By Jakub Arbes
Translated from the original Czech by David Short
£12.99 paperback, 127mm x 203 mm, 210 pages
UK/ EU 6 December 2023
USA/ Can 15 February 2024
A genius and trickster, apparently dies at the Battle of Königgrätz in the Austro-Prussian War of 1866. However, he has not died and instead is able to procure the brain of Isaac Newton to replace his own. Subsequently, he uses Newton's knowledge of the laws of nature to overcome them, using a strange device to travel faster than the speed of light, and also to photograph the past. Newton's Brain was published 18 years before H.G. Wells's The Time Machine, and has been considered a strong influence on Wells.

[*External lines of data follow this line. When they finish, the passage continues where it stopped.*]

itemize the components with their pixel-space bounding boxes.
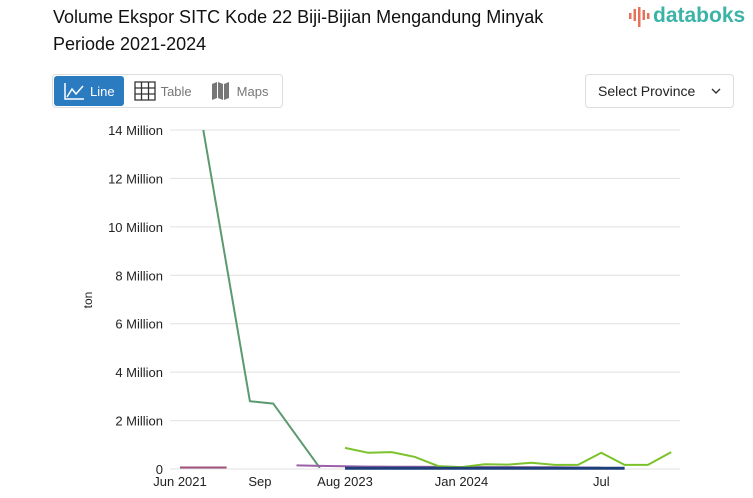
databoks-logo: databoks (628, 4, 745, 28)
y-tick-label: 2 Million (115, 414, 163, 429)
series-line-0[interactable] (202, 129, 321, 469)
x-tick-label: Jun 2021 (153, 474, 207, 489)
y-axis-label: ton (81, 292, 95, 309)
y-tick-label: 10 Million (108, 220, 163, 235)
x-tick-label: Aug 2023 (317, 474, 373, 489)
series-line-3[interactable] (344, 446, 672, 469)
tab-maps[interactable]: Maps (201, 75, 278, 107)
province-select-label: Select Province (598, 83, 696, 99)
line-chart-icon (64, 83, 84, 100)
tab-line[interactable]: Line (54, 76, 124, 106)
tab-maps-label: Maps (236, 83, 269, 99)
x-tick-label: Sep (248, 474, 271, 489)
y-tick-label: 12 Million (108, 171, 163, 186)
x-tick-label: Jul (593, 474, 610, 489)
tab-line-label: Line (90, 83, 115, 99)
view-toggle: Line Table Maps (52, 74, 283, 108)
chevron-down-icon (711, 88, 721, 94)
tab-table[interactable]: Table (125, 75, 201, 107)
chart-title: Volume Ekspor SITC Kode 22 Biji-Bijian M… (53, 7, 544, 54)
province-select[interactable]: Select Province (585, 74, 734, 108)
logo-bars-icon (629, 7, 650, 27)
table-icon (133, 81, 156, 101)
x-tick-label: Jan 2024 (435, 474, 489, 489)
map-icon (211, 82, 229, 100)
y-tick-label: 6 Million (115, 317, 163, 332)
brand-name: databoks (653, 4, 746, 27)
y-tick-label: 4 Million (115, 365, 163, 380)
y-tick-label: 0 (156, 462, 163, 477)
y-tick-label: 14 Million (108, 123, 163, 138)
y-tick-label: 8 Million (115, 268, 163, 283)
tab-table-label: Table (160, 83, 192, 99)
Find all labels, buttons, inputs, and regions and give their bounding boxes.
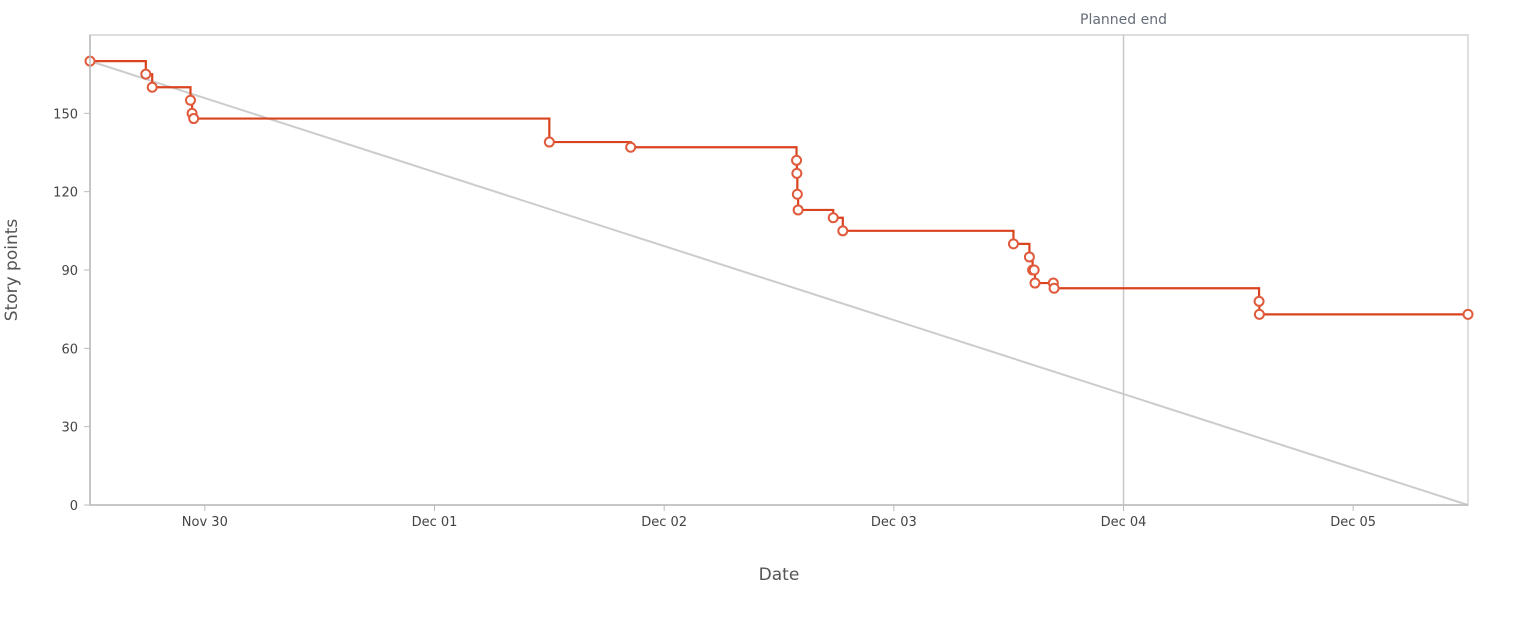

The author. Jakub Arbes (12 June 1840, Prague (Smíchov) – 8 April 1914) was a Czech writer and intellectual. He is best known as the creator of the literary genre called romanetto and spent much of his professional life in France.In 1867, he began his career in journalism as editor of Vesna Kutnohorská, and from 1868 to 1877, as the chief editor of the National Press. Arbes was also an editor of political magazines Hlas (The Voice) and Politiky (Politics), and a sympathizer of the Májovci literary group. During this time, Arbes was persecuted and spent 15 months in the Czech Lipa prison, for leading opposition to the ruling Austro-Hungarian Empire. He left Prague soon after, spending time in Paris and the South of France as part of the intellectual community there. In France, he was an associate of other "Bohemian Parisiens" such as Paul Alexis, Luděk Marold, Guy de Maupassant, Viktor Oliva, and Karel Vítězslav Mašek, as well as the French writer Émile François Zola.